Certes, la situation semble plus critique que jamais dans ce pays confronté aux sécheresses à répétition. A Guri, le réservoir de l'Etat de Bolivar (sud-est) qui fournit à lui seul 70% du réseau électrique national, l'eau se situe par exemple à seulement trois centimètres au-dessus du "point extrême", fixé à 240 mètres au-dessus du niveau de la mer.

Sauf qu'il n'y a rien de nouveau sous le soleil du Venezuela : ce dernier a déjà subi une grave crise énergétique en 2010, et souffre de pannes régulières, en particulier dans les provinces. Sans parler des pénuries, obligeant les Vénézuéliens à faire la queue pour la moindre lampe ou bougie. Résultat, le pays qui souffre d'une grave récession (-7% l'an passé), pourrait s'enfoncer un peu plus dans la crise.
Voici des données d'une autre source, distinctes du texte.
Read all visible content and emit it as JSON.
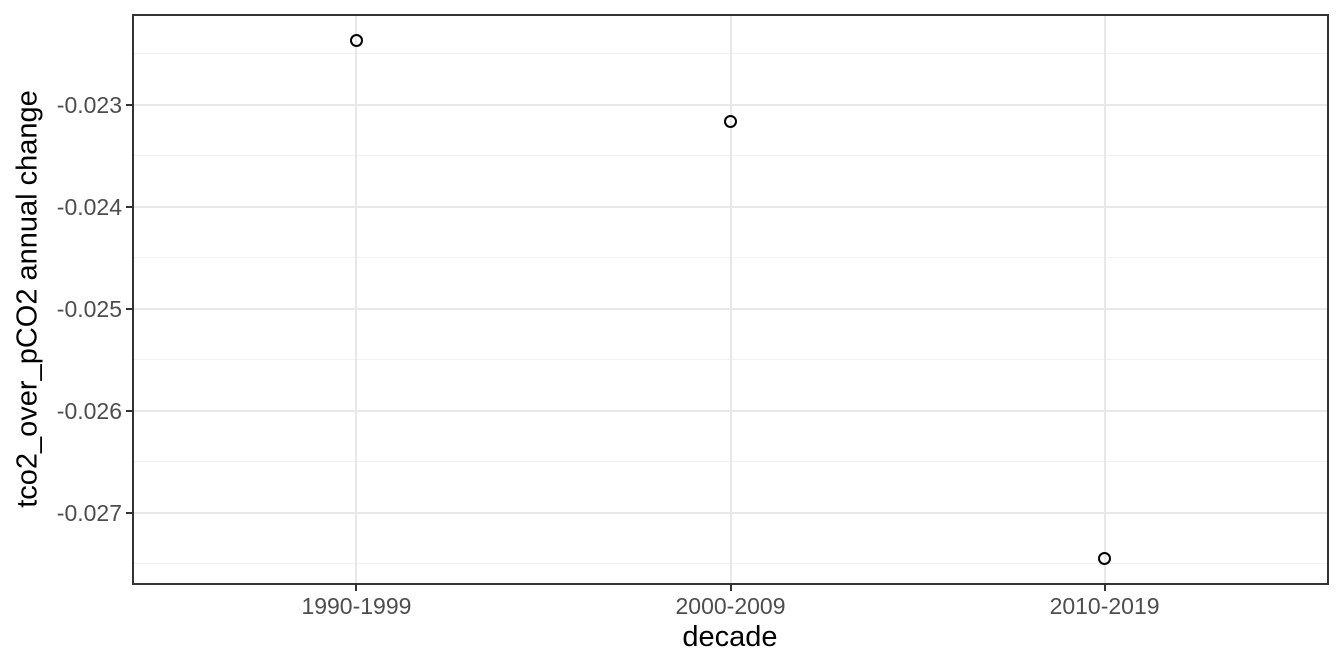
{
  "chart_data": {
    "type": "scatter",
    "title": "",
    "xlabel": "decade",
    "ylabel": "tco2_over_pCO2 annual change",
    "categories": [
      "1990-1999",
      "2000-2009",
      "2010-2019"
    ],
    "values": [
      -0.02237,
      -0.02316,
      -0.02745
    ],
    "y_ticks": [
      -0.023,
      -0.024,
      -0.025,
      -0.026,
      -0.027
    ],
    "y_tick_labels": [
      "-0.023",
      "-0.024",
      "-0.025",
      "-0.026",
      "-0.027"
    ],
    "y_minor_ticks": [
      -0.0225,
      -0.0235,
      -0.0245,
      -0.0255,
      -0.0265,
      -0.0275
    ],
    "ylim_top": -0.02211,
    "ylim_bottom": -0.02771,
    "grid": true,
    "legend": "none",
    "x_expand_lo": 0.6,
    "x_expand_step": 1,
    "style": {
      "background": "#FFFFFF",
      "panel_border": "#333333",
      "grid_major": "#E8E8E8",
      "grid_minor": "#F2F2F2",
      "axis_tick_color": "#333333",
      "tick_label_color": "#4D4D4D",
      "axis_title_color": "#000000",
      "point_stroke": "#000000"
    }
  }
}
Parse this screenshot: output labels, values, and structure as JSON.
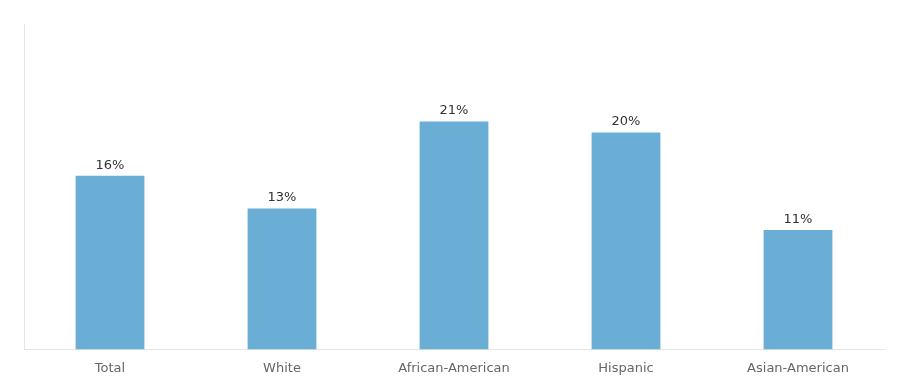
{
  "chart_data": {
    "type": "bar",
    "categories": [
      "Total",
      "White",
      "African-American",
      "Hispanic",
      "Asian-American"
    ],
    "values": [
      16,
      13,
      21,
      20,
      11
    ],
    "value_labels": [
      "16%",
      "13%",
      "21%",
      "20%",
      "11%"
    ],
    "color": "#6aaed6",
    "ylim": [
      0,
      30
    ],
    "yticks": [],
    "grid": false,
    "data_labels": true,
    "tick_labels": "x"
  }
}
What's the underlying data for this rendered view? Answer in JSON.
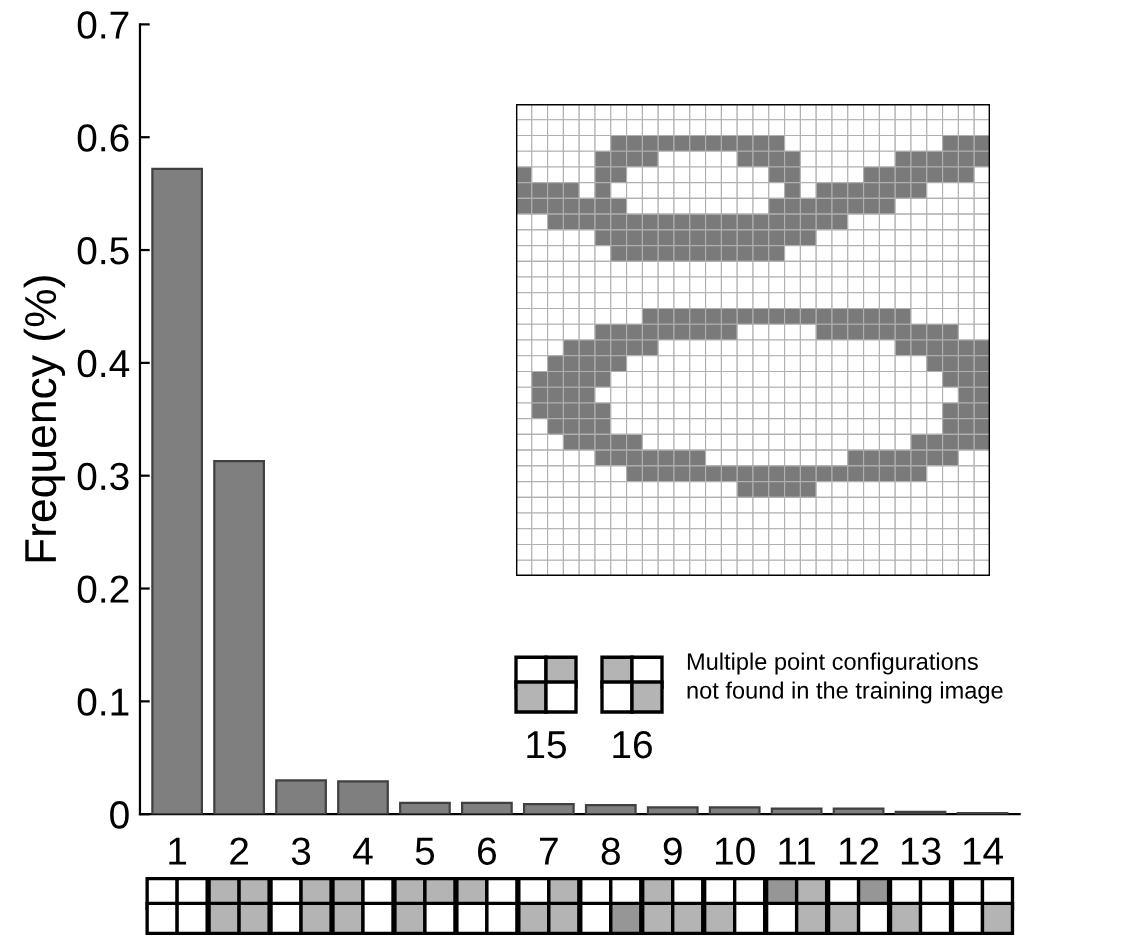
{
  "chart_data": {
    "type": "bar",
    "ylabel": "Frequency (%)",
    "categories": [
      "1",
      "2",
      "3",
      "4",
      "5",
      "6",
      "7",
      "8",
      "9",
      "10",
      "11",
      "12",
      "13",
      "14"
    ],
    "values": [
      0.572,
      0.313,
      0.03,
      0.029,
      0.01,
      0.01,
      0.009,
      0.008,
      0.006,
      0.006,
      0.005,
      0.005,
      0.002,
      0.001
    ],
    "color": "#7f7f7f",
    "ylim": [
      0,
      0.7
    ],
    "yticks": [
      0,
      0.1,
      0.2,
      0.3,
      0.4,
      0.5,
      0.6,
      0.7
    ],
    "grid": false,
    "annotations": [
      "15",
      "16",
      "Multiple point configurations\nnot found in the training image"
    ]
  }
}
Un comble, quand on sait qu'il possède les plus grandes réserves mondiales de pétrole…

L'opposition, désormais majoritaire au Parlement, accuse l'exécutif de pas avoir anticipé la situation et de ne pas avoir assez investi dans le réseau électrique. Des critiques balayées par Nicolas Maduro, lequel préfère jouer la carte de l'humour, suggérant aux femmes de son pays de ne plus utiliser de sèche-cheveux par souci d'économie.